Supported by System C


  • Richard Jeavons, NHS Connecting for Health director of service implementation, North East cluster
  • Dr David Flory, chief executive, NHS North East
  • Dr Ian Denley, chief executive, System C

Winner South Staffordshire Healthcare Foundation Trust

The judges chose Values Exchange as the winner for its distinguished and innovative use of IT to develop an electronic forum for canvassing views examining how the trust delivers healthcare

Originally launched as a pilot, the programme was used to provide evidence about health professionals' feelings and reasoning. The system software uses interactive screens and allows staff to express their views on ethical, moral and social care issues relating to cases brought forward for consideration. These views can be used to generate quantitative and qualitative values-trends reports about important service issues.

Nearly 30 cases have been considered. In one instance the deliberation was presented by the multidisciplinary care team to a consultant who had declined surgery to a severely learning disabled patient because of concerns about post-operative care. The consultant reconsidered, the operation went ahead without problems and the quality of the patient's life is much improved.
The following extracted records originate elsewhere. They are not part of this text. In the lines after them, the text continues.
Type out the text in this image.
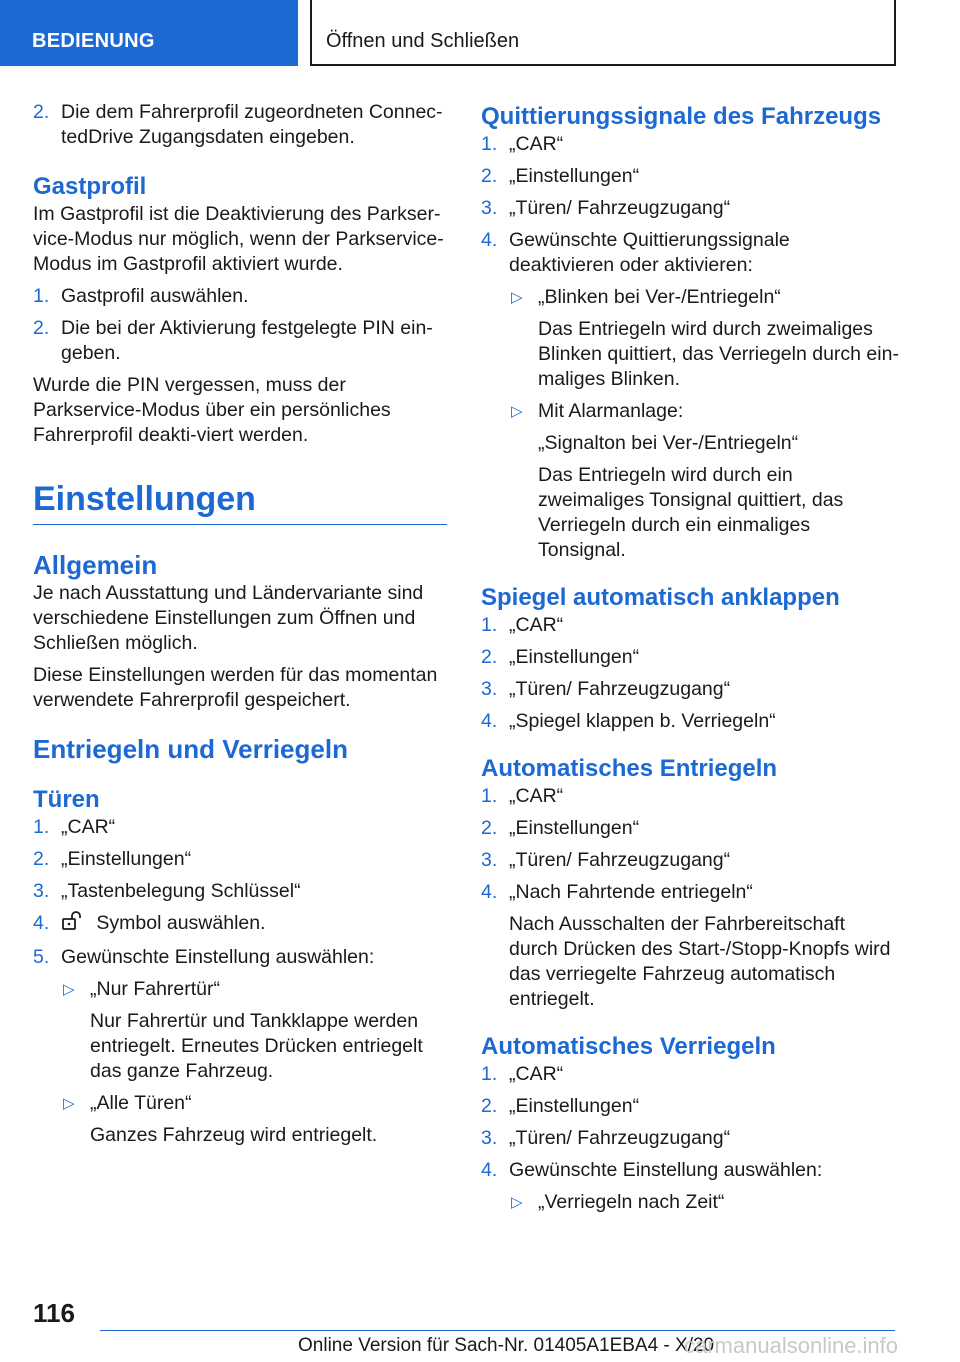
BEDIENUNG	Öffnen und Schließen
2. Die dem Fahrerprofil zugeordneten Connec-tedDrive Zugangsdaten eingeben.
Gastprofil

Im Gastprofil ist die Deaktivierung des Parkser-vice-Modus nur möglich, wenn der Parkservice-Modus im Gastprofil aktiviert wurde.

1. Gastprofil auswählen.
2. Die bei der Aktivierung festgelegte PIN ein-geben.

Wurde die PIN vergessen, muss der Parkservice-Modus über ein persönliches Fahrerprofil deakti-viert werden.

Einstellungen
Allgemein

Je nach Ausstattung und Ländervariante sind verschiedene Einstellungen zum Öffnen und Schließen möglich.

Diese Einstellungen werden für das momentan verwendete Fahrerprofil gespeichert.

Entriegeln und Verriegeln
Türen
1. „CAR“
2. „Einstellungen“
3. „Tastenbelegung Schlüssel“
4. Symbol auswählen.
5. Gewünschte Einstellung auswählen:
▷ „Nur Fahrertür“
Nur Fahrertür und Tankklappe werden entriegelt. Erneutes Drücken entriegelt das ganze Fahrzeug.
▷ „Alle Türen“
Ganzes Fahrzeug wird entriegelt.
Quittierungssignale des Fahrzeugs
1. „CAR“
2. „Einstellungen“
3. „Türen/ Fahrzeugzugang“
4. Gewünschte Quittierungssignale deaktivieren oder aktivieren:
▷ „Blinken bei Ver-/Entriegeln“
Das Entriegeln wird durch zweimaliges Blinken quittiert, das Verriegeln durch ein-maliges Blinken.
▷ Mit Alarmanlage:
„Signalton bei Ver-/Entriegeln“
Das Entriegeln wird durch ein zweimaliges Tonsignal quittiert, das Verriegeln durch ein einmaliges Tonsignal.
Spiegel automatisch anklappen
1. „CAR“
2. „Einstellungen“
3. „Türen/ Fahrzeugzugang“
4. „Spiegel klappen b. Verriegeln“
Automatisches Entriegeln
1. „CAR“
2. „Einstellungen“
3. „Türen/ Fahrzeugzugang“
4. „Nach Fahrtende entriegeln“
Nach Ausschalten der Fahrbereitschaft durch Drücken des Start-/Stopp-Knopfs wird das verriegelte Fahrzeug automatisch entriegelt.
Automatisches Verriegeln
1. „CAR“
2. „Einstellungen“
3. „Türen/ Fahrzeugzugang“
4. Gewünschte Einstellung auswählen:
▷ „Verriegeln nach Zeit“
116
Online Version für Sach-Nr. 01405A1EBA4 - X/20
carmanualsonline.info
The success of the ethical information exchange system has exceeded expectation. Following the pilot scheme - an NHS/private sector partnership - the project has been rolled out to all staff with a view to establishing it as good practice by 2008. Feedback has informed a number of changes to the software and service users and support staff are now increasingly involved. Staff training and engagement in the process has energised the trust and changed the way people think about themselves. Values Exchange allows for real inclusion as everyone's voice can be heard and dialogues about difficult themes are democratised. The ethics of healthcare has become a live issue.

South Staffordshire has bought in to the system and its principles at the highest level. It is embedded in what they do and is being used to inform how they run the trust.

Values Exchange, contact

Highly commended Kent and Medway SHA

The picture archiving and communications system (PACS) and radiology information system (RIS) programme deployed county-wide systems using products provided through national IT programme contracts to five acute trusts

The programme was the first to deploy PACS and RIS in line with the national deployment model, follow the principles of the national IT programme and implement the new local service provider-hosted solution model from a data centre.

A consistent approach to coding for areas such as user names and ward codes across the SHA avoids problems associated with code clashing.

Among the benefits identified were system familiarity and reduced training needs for staff moving across the patch, development of best practice in a well-defined system and a substantial reduction in appointment cancellations and repeat examinations.

The programme cost around£43m. Cash and non-cash releasing benefits of around£45m were identified, as were avoided costs of£28m.

PACS and RIS deployment,

Highly commended Salford PCT

Salford's project delivers a modernised service designed around patients with diabetes and other long-term conditions rather than the patients' needs being forced to fit around the service

The LTCII system was started to provide health professionals with secure access to patient information and to give the patient their own paper record. Web-based integrated healthcare systems improve patient care and promote a more efficient service.

Key objectives included: providing patients and professionals with this integrated system, better-informed decision making and care pathway monitoring, supporting the implementation of national service frameworks and the NHS plan and accurate management reporting. The LTCII system picks up on gaps in clinical data, prevents duplication and decreases errors in data recording.

Patient information can be made available at any time, even when the treatment is delivered by a service that does not hold clinical records.

Long-term care information integration, contact

Finalist The Royal Wolverhampton Hospitals Trust

The TIA project sought to improve the service for patients suffering a transient ischaemic attack ahead of best practice and national guidelines

The project's aim was to provide an effective and timely patient-centred pathway by developing a trust-wide electronic stroke register. The TIA team can now track and audit inpatients while conducting reviews of ongoing clinics and enabling the immediate production of GP letters. The audit capacity facilitates educational initiatives. The system has significantly reduced referral times to start of treatment by GP.

E-solutions to problems in the TIA service, contact

FinalistHammersmith Hospitals Trust

Several policy documents advocate the use of e-technology to improve the safety and efficiency of medication prescribing, dispensing and administration

Trials of such technologies, many of which are designed for the US, are needed in the UK to inform their development for the NHS. The project sought to gain experience with the use of e-technologies in the UK to inform the choice of longer-term strategies.

The trust worked in partnership with medicines-related e-technology suppliers to evaluate interventions and predicted benefits. Prescribing and administration errors were reduced as were dispensing errors involving wrong content.